In testing for over a year the Next-Gen will debut at the May 5 race
In testing for over a year the Next-Gen will debut at the May 5 race. While NASCAR is being coy about the Next-Gen specs here’s what has been revealed. Steel is out and carbon fiber is in. The five lug nuts per wheel are also history. Now pit crews will only have to deal with a center lock during pit stops. New 18-inch wheels will do a lot for both the overall look of the racing sedans but also for handling.
Maybe one of the biggest changes is what you won’t see. Body kits for aero enhancements will be reduced. In this way, drivers will have to drive. Whether drafting or leading the pack, drivers won’t be able to rely on aero aids to help them get out of jams. Having to drive with skill will separate the good drivers from the great ones.

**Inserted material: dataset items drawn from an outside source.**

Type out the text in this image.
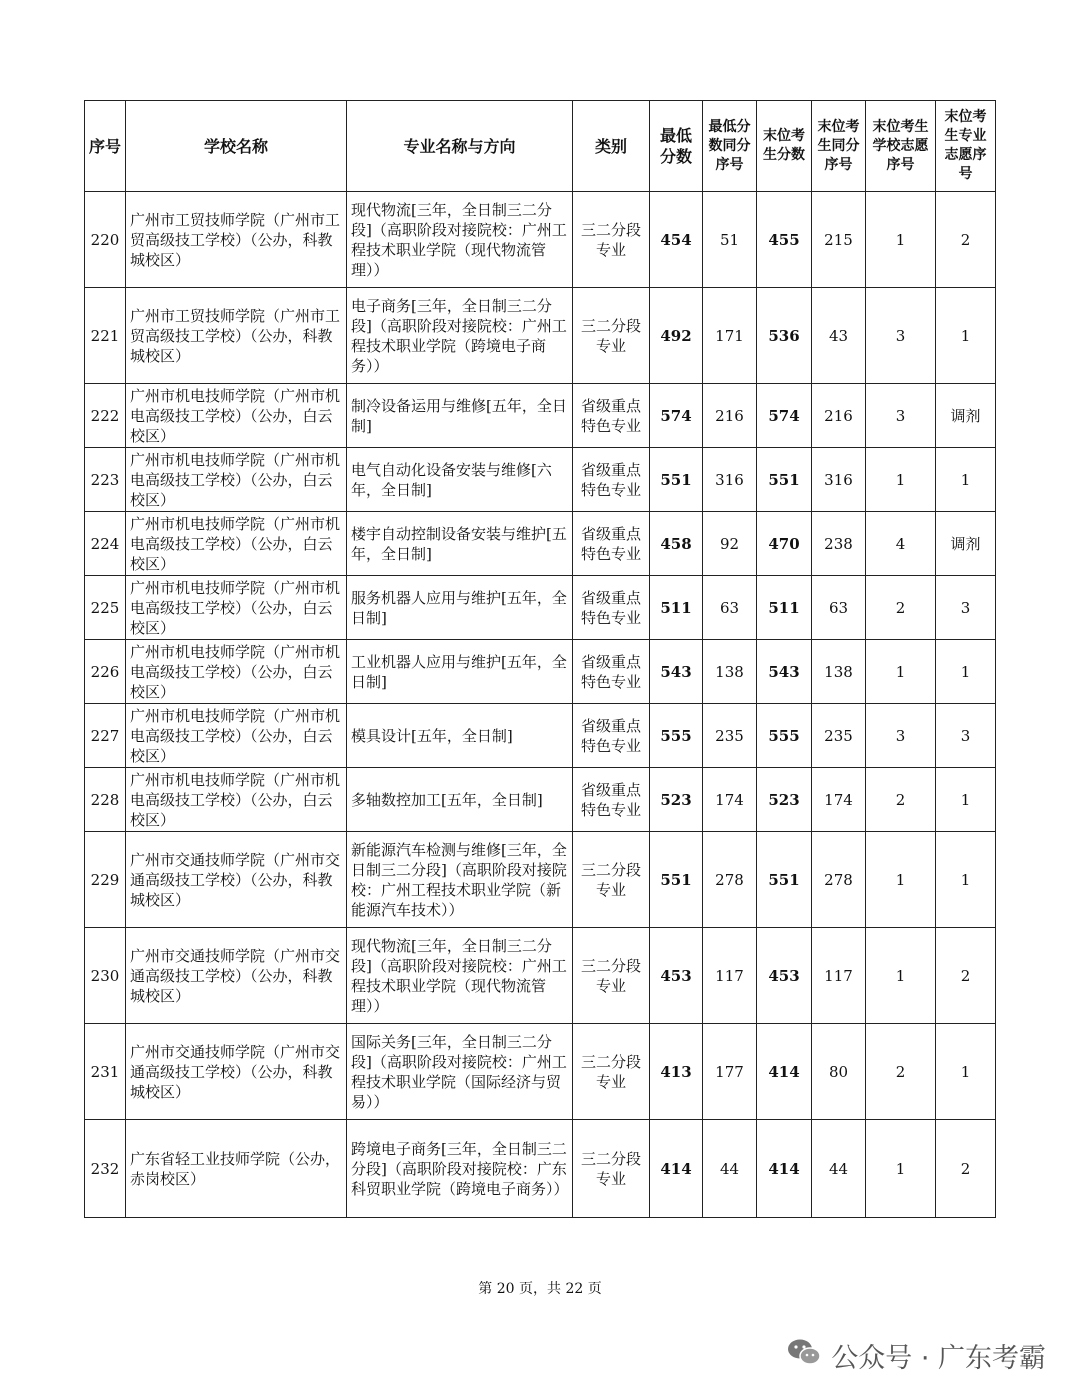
序号	学校名称	专业名称与方向	类别	最低分数	最低分数同分序号	末位考生分数	末位考生同分序号	末位考生学校志愿序号	末位考生专业志愿序号
220	广州市工贸技师学院（广州市工贸高级技工学校）（公办，科教城校区）	现代物流[三年，全日制三二分段]（高职阶段对接院校：广州工程技术职业学院（现代物流管理））	三二分段专业	454	51	455	215	1	2
221	广州市工贸技师学院（广州市工贸高级技工学校）（公办，科教城校区）	电子商务[三年，全日制三二分段]（高职阶段对接院校：广州工程技术职业学院（跨境电子商务））	三二分段专业	492	171	536	43	3	1
222	广州市机电技师学院（广州市机电高级技工学校）（公办，白云校区）	制冷设备运用与维修[五年，全日制]	省级重点特色专业	574	216	574	216	3	调剂
223	广州市机电技师学院（广州市机电高级技工学校）（公办，白云校区）	电气自动化设备安装与维修[六年，全日制]	省级重点特色专业	551	316	551	316	1	1
224	广州市机电技师学院（广州市机电高级技工学校）（公办，白云校区）	楼宇自动控制设备安装与维护[五年，全日制]	省级重点特色专业	458	92	470	238	4	调剂
225	广州市机电技师学院（广州市机电高级技工学校）（公办，白云校区）	服务机器人应用与维护[五年，全日制]	省级重点特色专业	511	63	511	63	2	3
226	广州市机电技师学院（广州市机电高级技工学校）（公办，白云校区）	工业机器人应用与维护[五年，全日制]	省级重点特色专业	543	138	543	138	1	1
227	广州市机电技师学院（广州市机电高级技工学校）（公办，白云校区）	模具设计[五年，全日制]	省级重点特色专业	555	235	555	235	3	3
228	广州市机电技师学院（广州市机电高级技工学校）（公办，白云校区）	多轴数控加工[五年，全日制]	省级重点特色专业	523	174	523	174	2	1
229	广州市交通技师学院（广州市交通高级技工学校）（公办，科教城校区）	新能源汽车检测与维修[三年，全日制三二分段]（高职阶段对接院校：广州工程技术职业学院（新能源汽车技术））	三二分段专业	551	278	551	278	1	1
230	广州市交通技师学院（广州市交通高级技工学校）（公办，科教城校区）	现代物流[三年，全日制三二分段]（高职阶段对接院校：广州工程技术职业学院（现代物流管理））	三二分段专业	453	117	453	117	1	2
231	广州市交通技师学院（广州市交通高级技工学校）（公办，科教城校区）	国际关务[三年，全日制三二分段]（高职阶段对接院校：广州工程技术职业学院（国际经济与贸易））	三二分段专业	413	177	414	80	2	1
232	广东省轻工业技师学院（公办，赤岗校区）	跨境电子商务[三年，全日制三二分段]（高职阶段对接院校：广东科贸职业学院（跨境电子商务））	三二分段专业	414	44	414	44	1	2
第 20 页，共 22 页
公众号 · 广东考霸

There are other changes for the Next-Gens to help mix things up. The old four-speed manual transmissions are gone. In their place is a six-speed sequential unit. Now there will be more shifting through gears and more use of the transmission to control different conditions on the track.
All of these Next-Gen changes should promote closer racing
Also, rear ends won’t be live axles. Instead, independent rear suspensions will be added. Loading the corners and chassis setups will change handling in a positive way. It may even promote closer racing.
Besides these changes, the exhaust will now be split. It was found this increased cockpit heat but improved airflow ventilation helped with this new issue. Engines will still be the venerable V8 though NASCAR says hybrid versions are coming in the immediate future. For those who say that NASCAR cars don’t reflect current production models; especially with drivetrains and suspensions, this is a step in the right direction.
It also gives fans a different way of looking at the races. Knowing these changes are incorporated into the cars adds a fresh perspective. But making drivers drive adds more intensity and intrigue. We hope that this is the shot in the arm that NASCAR needs. We also hope that if it proves successful, it will spur NASCAR to explore other ways of juicing up its racing fare.